I, personally, do not call that fitting punishment for the guy involved.

So, girls, a few way to having the last laugh:

1) Flirt with his best mate. It seems to irritate them massively, i'm assuming because they cannot stand seeing you remotely happy without them. Worked exceedingly well with dickhead number 1 (Kyle)

2) If they ever text you wanting to meet up, say no, your week ahead is full, even if it's not true. And NOT because of work. You sound carefree, moved on and they can't accuse you of being boring OR unsociable. (Boys really don't know the meaning of that last word, helloooo XBox geeks...)

3) If you have any solid items of value they've left at your house (for example a nice albeit fake rolex watch that dickhead number 2, Ben, left at mine) sell them on ebay. This goes for all jewellery, CD's, DVD's, iPod's, phones, bikes etc.

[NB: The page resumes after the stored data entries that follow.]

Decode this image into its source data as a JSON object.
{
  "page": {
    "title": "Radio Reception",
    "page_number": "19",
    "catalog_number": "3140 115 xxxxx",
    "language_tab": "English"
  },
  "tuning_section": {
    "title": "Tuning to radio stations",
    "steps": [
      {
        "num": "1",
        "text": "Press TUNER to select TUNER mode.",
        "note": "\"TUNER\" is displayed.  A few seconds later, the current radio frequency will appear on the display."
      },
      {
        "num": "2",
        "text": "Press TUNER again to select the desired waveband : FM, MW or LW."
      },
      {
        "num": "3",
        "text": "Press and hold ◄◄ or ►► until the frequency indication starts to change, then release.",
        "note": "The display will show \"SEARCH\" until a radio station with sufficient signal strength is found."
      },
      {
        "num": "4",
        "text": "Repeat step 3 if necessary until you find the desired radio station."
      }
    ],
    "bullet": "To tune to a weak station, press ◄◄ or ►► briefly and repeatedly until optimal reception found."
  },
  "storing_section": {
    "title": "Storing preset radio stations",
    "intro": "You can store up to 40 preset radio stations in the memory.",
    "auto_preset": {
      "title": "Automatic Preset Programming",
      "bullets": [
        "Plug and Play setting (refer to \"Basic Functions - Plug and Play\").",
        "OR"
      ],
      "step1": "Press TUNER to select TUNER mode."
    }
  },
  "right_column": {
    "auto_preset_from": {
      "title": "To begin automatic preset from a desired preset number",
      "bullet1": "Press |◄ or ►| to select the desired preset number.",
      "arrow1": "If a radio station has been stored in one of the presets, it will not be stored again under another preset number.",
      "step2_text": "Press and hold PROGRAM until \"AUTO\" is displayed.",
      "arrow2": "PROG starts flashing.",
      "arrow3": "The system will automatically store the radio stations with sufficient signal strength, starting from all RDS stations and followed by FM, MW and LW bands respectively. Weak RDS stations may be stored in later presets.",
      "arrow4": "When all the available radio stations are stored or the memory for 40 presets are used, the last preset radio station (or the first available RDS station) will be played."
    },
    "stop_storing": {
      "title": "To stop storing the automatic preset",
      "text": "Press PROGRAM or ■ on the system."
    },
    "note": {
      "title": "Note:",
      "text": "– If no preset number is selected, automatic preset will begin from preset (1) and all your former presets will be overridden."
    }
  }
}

4) Any clothing they've left; burn or shred it. Not only is this immensly fun and glorifying to do, if it's designer, it'll hurt them even more. Financially, and emotionally. They never thought that their gulliable, sweet, obedient ex girlfriend would dare do something like that. Prove them wrong ladies. Shredded a pair of Kyle's designer boxers after his cheating escapade. The look on his face when I told him after him asking for them back was priceless.

5) Win the affection of his mother. This does not need an explanation.

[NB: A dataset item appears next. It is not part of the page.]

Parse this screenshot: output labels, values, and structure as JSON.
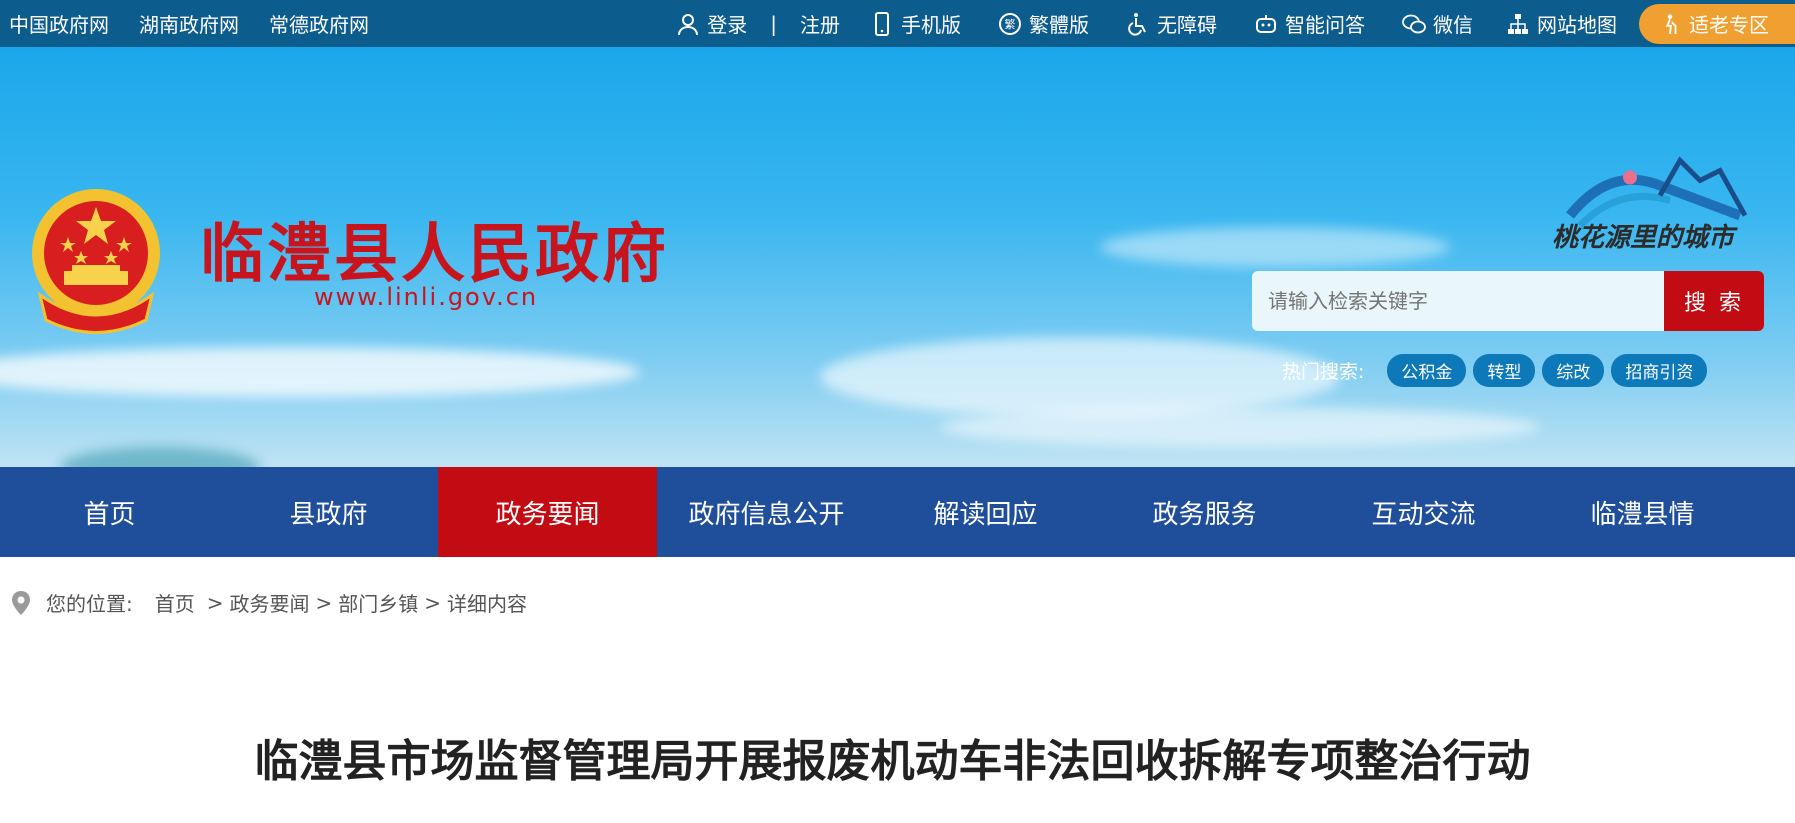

6) Go to town with mates. If you see him, pretend you haven't. Have a good time without him, and make sure he sees it. That is the best revenge of all, and this is probably one you've all heard before.

7) If you ever get the chance, and know for a fact you can win, beat him at his favourite sport or hobby. His ego will meet the floor with a painful crash ;)

9) Do not become a slut, and exaggerate how many boys you've slept with on the rebound. It will a) not help you get that new boy you kind of like the look of and b) This bit is kinda obvious, you lose all credibility as a respectable woman and become, well. A slut. Become a social butterfly instead. The more people that are left liking you means he's left wondering why he let you go.

10) If all the above fails, nut him one, hard and preferably with steel toe capped boots or a stilletto heel. If he throws up or cries, bonus.

Number ten should be used as a last resort. However, it is understandable in some circumstances to use it as a more spontaneous act of revenge. I cannot be held responsible for infertility or permanent injury inflicted as a result of any person/s enacting numero 10. ;)

Good luck girls. Hit 'em where it hurts and make me proud.